Setelah Indonesia merdeka, Jasin terlibat secara aktif dalam perjuangan mempertahankan kemerdekaan, misalnya memproklamasikan Polisi Istimewa menjadi Polisi Indonesia. Dengan proklamasi itu, ia berhasil melepaskan keterikatan Polisi Istimewa dengan Jepang dan mengubah status polisi ini dari polisi kolonial menjadi polisi negara merdeka.

Nama Jasin juga tidak dapat dilepaskan dari keterkaitannya dengan Mobiele Brigade (Mobbrig) yang kemudian berganti nama menjadi Brigade Mobil (Brimob). Ia pun diangkat sebagai Komandan Mobiele Brigade Besar MBB Jatim sekaligus Koordinator Mobbrig di semua keresidenan Jawa Timur.

Selain berkiprah di lingkungan kepolisian, Jasin pernah diangkat sebagai anggota Dewan Pertimbangan Agung (DPA), anggota MPRS dan MPR. Ia pun pernah ditunjuk sebagai Duta Besar Luar Biasa dan Berkuasa Penuh RI untuk Tanzania.

I Gusti Made Agung

I Gusti Made Agung dikenal sebagai Raha Badung VII. Ia menentang penjajahan Belanda melalui karya-karya sastranya yang membangkitkan semangat perjuangan.
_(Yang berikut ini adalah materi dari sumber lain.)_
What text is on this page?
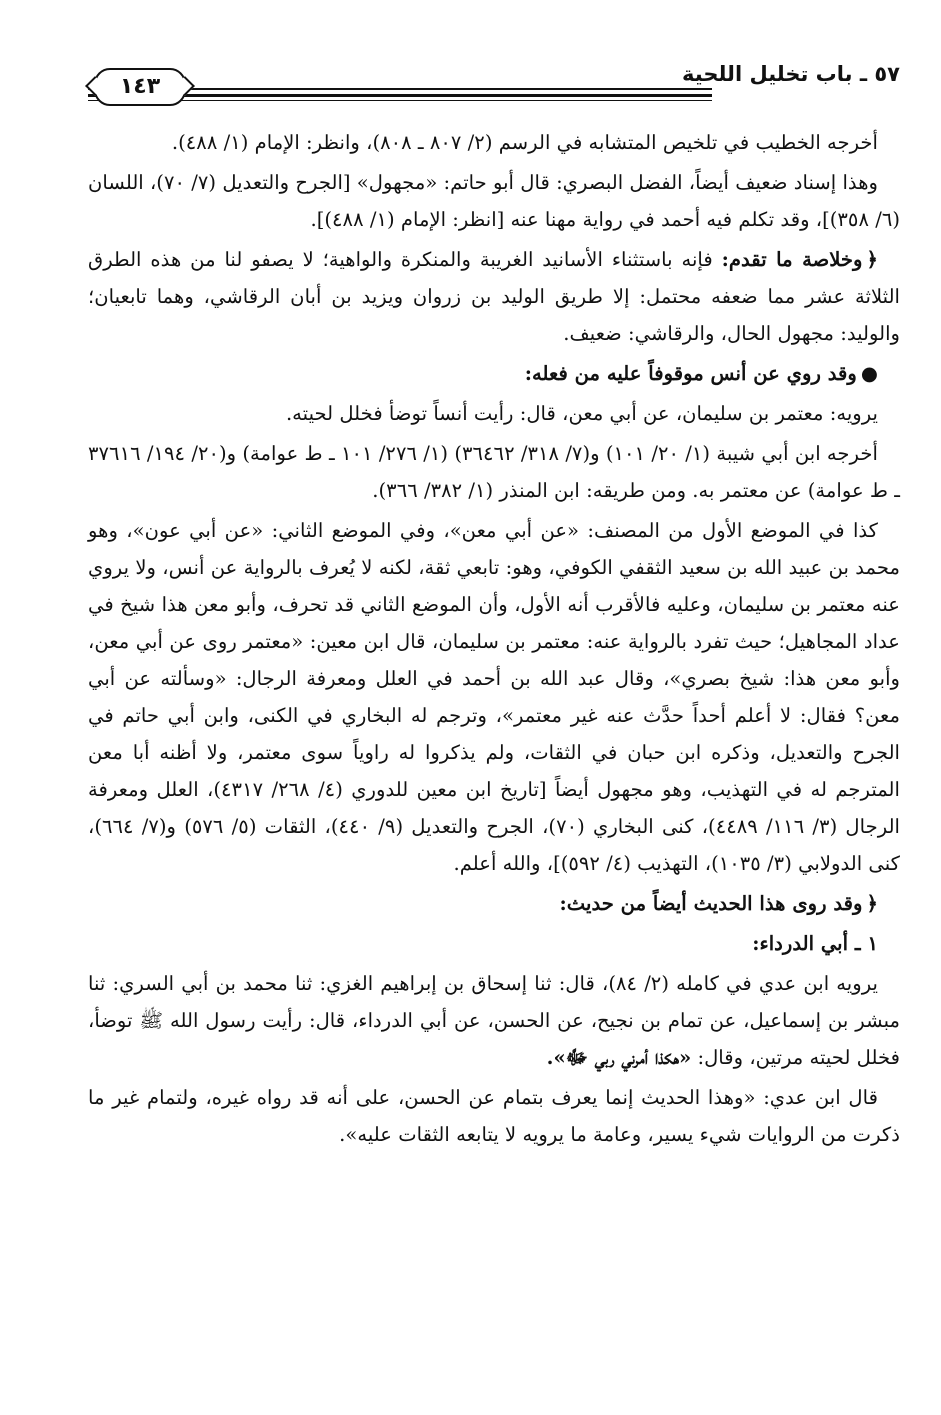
٥٧ ـ باب تخليل اللحية
١٤٣

أخرجه الخطيب في تلخيص المتشابه في الرسم (٢/ ٨٠٧ ـ ٨٠٨)، وانظر: الإمام (١/ ٤٨٨).

وهذا إسناد ضعيف أيضاً، الفضل البصري: قال أبو حاتم: «مجهول» [الجرح والتعديل (٧/ ٧٠)، اللسان (٦/ ٣٥٨)]، وقد تكلم فيه أحمد في رواية مهنا عنه [انظر: الإمام (١/ ٤٨٨)].

﴿وخلاصة ما تقدم: فإنه باستثناء الأسانيد الغريبة والمنكرة والواهية؛ لا يصفو لنا من هذه الطرق الثلاثة عشر مما ضعفه محتمل: إلا طريق الوليد بن زروان ويزيد بن أبان الرقاشي، وهما تابعيان؛ والوليد: مجهول الحال، والرقاشي: ضعيف.

●وقد روي عن أنس موقوفاً عليه من فعله:

يرويه: معتمر بن سليمان، عن أبي معن، قال: رأيت أنساً توضأ فخلل لحيته.

أخرجه ابن أبي شيبة (١/ ٢٠/ ١٠١) و(٧/ ٣١٨/ ٣٦٤٦٢) (١/ ٢٧٦/ ١٠١ ـ ط عوامة) و(٢٠/ ١٩٤/ ٣٧٦١٦ ـ ط عوامة) عن معتمر به. ومن طريقه: ابن المنذر (١/ ٣٨٢/ ٣٦٦).

كذا في الموضع الأول من المصنف: «عن أبي معن»، وفي الموضع الثاني: «عن أبي عون»، وهو محمد بن عبيد الله بن سعيد الثقفي الكوفي، وهو: تابعي ثقة، لكنه لا يُعرف بالرواية عن أنس، ولا يروي عنه معتمر بن سليمان، وعليه فالأقرب أنه الأول، وأن الموضع الثاني قد تحرف، وأبو معن هذا شيخ في عداد المجاهيل؛ حيث تفرد بالرواية عنه: معتمر بن سليمان، قال ابن معين: «معتمر روى عن أبي معن، وأبو معن هذا: شيخ بصري»، وقال عبد الله بن أحمد في العلل ومعرفة الرجال: «وسألته عن أبي معن؟ فقال: لا أعلم أحداً حدَّث عنه غير معتمر»، وترجم له البخاري في الكنى، وابن أبي حاتم في الجرح والتعديل، وذكره ابن حبان في الثقات، ولم يذكروا له راوياً سوى معتمر، ولا أظنه أبا معن المترجم له في التهذيب، وهو مجهول أيضاً [تاريخ ابن معين للدوري (٤/ ٢٦٨/ ٤٣١٧)، العلل ومعرفة الرجال (٣/ ١١٦/ ٤٤٨٩)، كنى البخاري (٧٠)، الجرح والتعديل (٩/ ٤٤٠)، الثقات (٥/ ٥٧٦) و(٧/ ٦٦٤)، كنى الدولابي (٣/ ١٠٣٥)، التهذيب (٤/ ٥٩٢)]، والله أعلم.

﴿وقد روى هذا الحديث أيضاً من حديث:

١ ـ أبي الدرداء:

يرويه ابن عدي في كامله (٢/ ٨٤)، قال: ثنا إسحاق بن إبراهيم الغزي: ثنا محمد بن أبي السري: ثنا مبشر بن إسماعيل، عن تمام بن نجيح، عن الحسن، عن أبي الدرداء، قال: رأيت رسول الله ﷺ توضأ، فخلل لحيته مرتين، وقال: «هكذا أمرني ربي ﷻ».

قال ابن عدي: «وهذا الحديث إنما يعرف بتمام عن الحسن، على أنه قد رواه غيره، ولتمام غير ما ذكرت من الروايات شيء يسير، وعامة ما يرويه لا يتابعه الثقات عليه».
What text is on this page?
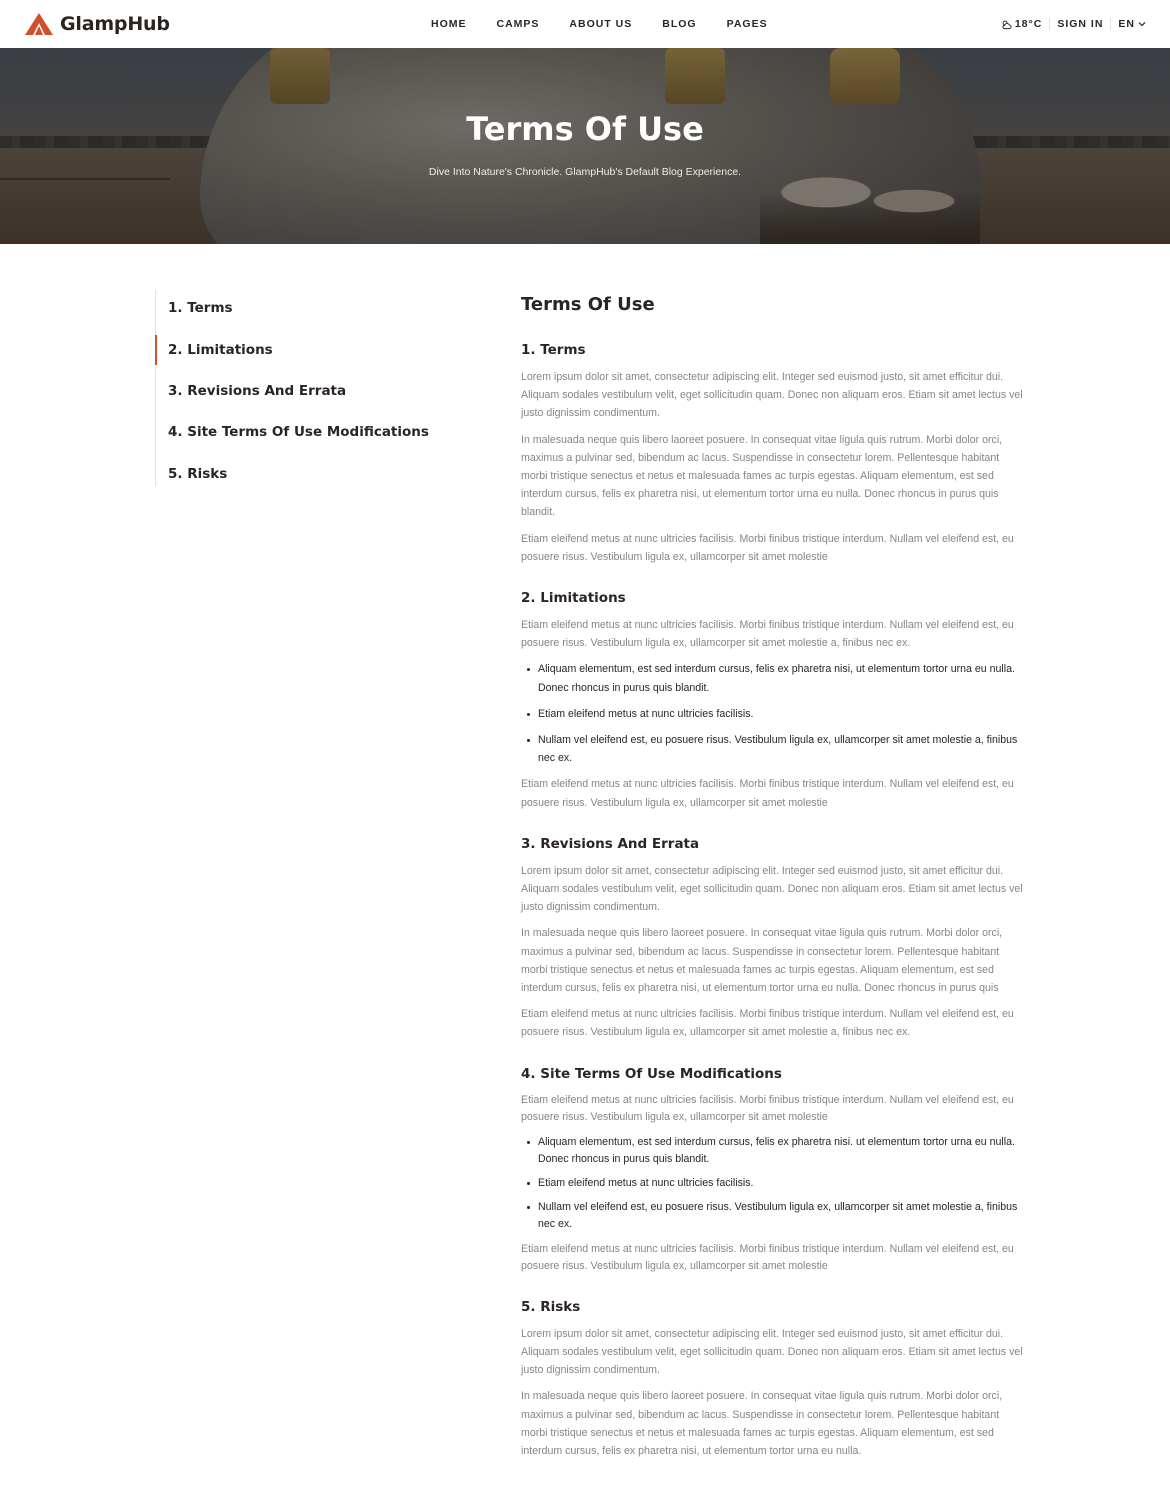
GlampHub	HOME	CAMPS	ABOUT US	BLOG	PAGES	18°C SIGN IN EN
Terms Of Use

Dive Into Nature's Chronicle. GlampHub's Default Blog Experience.

1. Terms
2. Limitations
3. Revisions And Errata
4. Site Terms Of Use Modifications
5. Risks
Terms Of Use
1. Terms

Lorem ipsum dolor sit amet, consectetur adipiscing elit. Integer sed euismod justo, sit amet efficitur dui. Aliquam sodales vestibulum velit, eget sollicitudin quam. Donec non aliquam eros. Etiam sit amet lectus vel justo dignissim condimentum.

In malesuada neque quis libero laoreet posuere. In consequat vitae ligula quis rutrum. Morbi dolor orci, maximus a pulvinar sed, bibendum ac lacus. Suspendisse in consectetur lorem. Pellentesque habitant morbi tristique senectus et netus et malesuada fames ac turpis egestas. Aliquam elementum, est sed interdum cursus, felis ex pharetra nisi, ut elementum tortor urna eu nulla. Donec rhoncus in purus quis blandit.

Etiam eleifend metus at nunc ultricies facilisis. Morbi finibus tristique interdum. Nullam vel eleifend est, eu posuere risus. Vestibulum ligula ex, ullamcorper sit amet molestie

2. Limitations

Etiam eleifend metus at nunc ultricies facilisis. Morbi finibus tristique interdum. Nullam vel eleifend est, eu posuere risus. Vestibulum ligula ex, ullamcorper sit amet molestie a, finibus nec ex.

Aliquam elementum, est sed interdum cursus, felis ex pharetra nisi, ut elementum tortor urna eu nulla. Donec rhoncus in purus quis blandit.
Etiam eleifend metus at nunc ultricies facilisis.
Nullam vel eleifend est, eu posuere risus. Vestibulum ligula ex, ullamcorper sit amet molestie a, finibus nec ex.

Etiam eleifend metus at nunc ultricies facilisis. Morbi finibus tristique interdum. Nullam vel eleifend est, eu posuere risus. Vestibulum ligula ex, ullamcorper sit amet molestie

3. Revisions And Errata

Lorem ipsum dolor sit amet, consectetur adipiscing elit. Integer sed euismod justo, sit amet efficitur dui. Aliquam sodales vestibulum velit, eget sollicitudin quam. Donec non aliquam eros. Etiam sit amet lectus vel justo dignissim condimentum.

In malesuada neque quis libero laoreet posuere. In consequat vitae ligula quis rutrum. Morbi dolor orci, maximus a pulvinar sed, bibendum ac lacus. Suspendisse in consectetur lorem. Pellentesque habitant morbi tristique senectus et netus et malesuada fames ac turpis egestas. Aliquam elementum, est sed interdum cursus, felis ex pharetra nisi, ut elementum tortor urna eu nulla. Donec rhoncus in purus quis

Etiam eleifend metus at nunc ultricies facilisis. Morbi finibus tristique interdum. Nullam vel eleifend est, eu posuere risus. Vestibulum ligula ex, ullamcorper sit amet molestie a, finibus nec ex.

4. Site Terms Of Use Modifications

Etiam eleifend metus at nunc ultricies facilisis. Morbi finibus tristique interdum. Nullam vel eleifend est, eu posuere risus. Vestibulum ligula ex, ullamcorper sit amet molestie

Aliquam elementum, est sed interdum cursus, felis ex pharetra nisi. ut elementum tortor urna eu nulla. Donec rhoncus in purus quis blandit.
Etiam eleifend metus at nunc ultricies facilisis.
Nullam vel eleifend est, eu posuere risus. Vestibulum ligula ex, ullamcorper sit amet molestie a, finibus nec ex.

Etiam eleifend metus at nunc ultricies facilisis. Morbi finibus tristique interdum. Nullam vel eleifend est, eu posuere risus. Vestibulum ligula ex, ullamcorper sit amet molestie

5. Risks

Lorem ipsum dolor sit amet, consectetur adipiscing elit. Integer sed euismod justo, sit amet efficitur dui. Aliquam sodales vestibulum velit, eget sollicitudin quam. Donec non aliquam eros. Etiam sit amet lectus vel justo dignissim condimentum.

In malesuada neque quis libero laoreet posuere. In consequat vitae ligula quis rutrum. Morbi dolor orci, maximus a pulvinar sed, bibendum ac lacus. Suspendisse in consectetur lorem. Pellentesque habitant morbi tristique senectus et netus et malesuada fames ac turpis egestas. Aliquam elementum, est sed interdum cursus, felis ex pharetra nisi, ut elementum tortor urna eu nulla.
Di antara karya sastranya adalah Geguritan Dharma Sasana, Geguritan Niti Raja Sasana, Geguritan Nengah Jimbaran, Kidung Loda, Kakawin Atlas, dan Geguritan Hredaya Sastra.

Pada September 1906, Pemerintah Hindia Belanda membentuk pasukan besar di bawah pimpinan Jenderal Mayor M. B. Rost van Tonningen karena blokade ekonomi tidak berhasil menghancurkan Kerajaan Badung. Pembentukan pasukan ini tidak membuat Raja Badung VII menyerah. 

Sebaliknya, ia memilih untuk berperang melawan pasukan Belanda tersebut hingga gugur di medan pertempuran pada 20 September 1906. Pertempuran ini lebih dikenal dengan nama Puputan Badung.

Ki Bagus Hadikusumo

Ki Bagus Hadikusumo merupakan tokoh Muhammadiyah dari Daerah Istimewa Yogyakarta. Ia pernah menjabat sebagai Ketua Pengurus Besar (PB) Muhammadiyah selama sebelas tahun, dari 1942 hingga 1953.

Dalam sidang-sidang Badan Penyelidik Usaha-Usaha Persiapan Kemerdekaan Indonesia (BPUPKI). Ia bersama tokoh Islam lainnya berjuang agar Islam dijadikan dasar negara yang akan didirikan. Pada 18 Agustus 1945, Panitia Persiapan Kemerdekaan Indonesia (PPKI) dibentuk setelah BPUPKI dibubarkan.

Ia bersama Wakil Ketua PPKI Mohammad Hatta mengadakan pertemuan khusus dengan beberapa tokoh Islam. Sesudah perang kemerdekaan berakhir, Ki Bagus menyumbangkan tenaga dan pikirannya untuk bangsa dan negara sebagai anggota DPR mewakili Masyumi.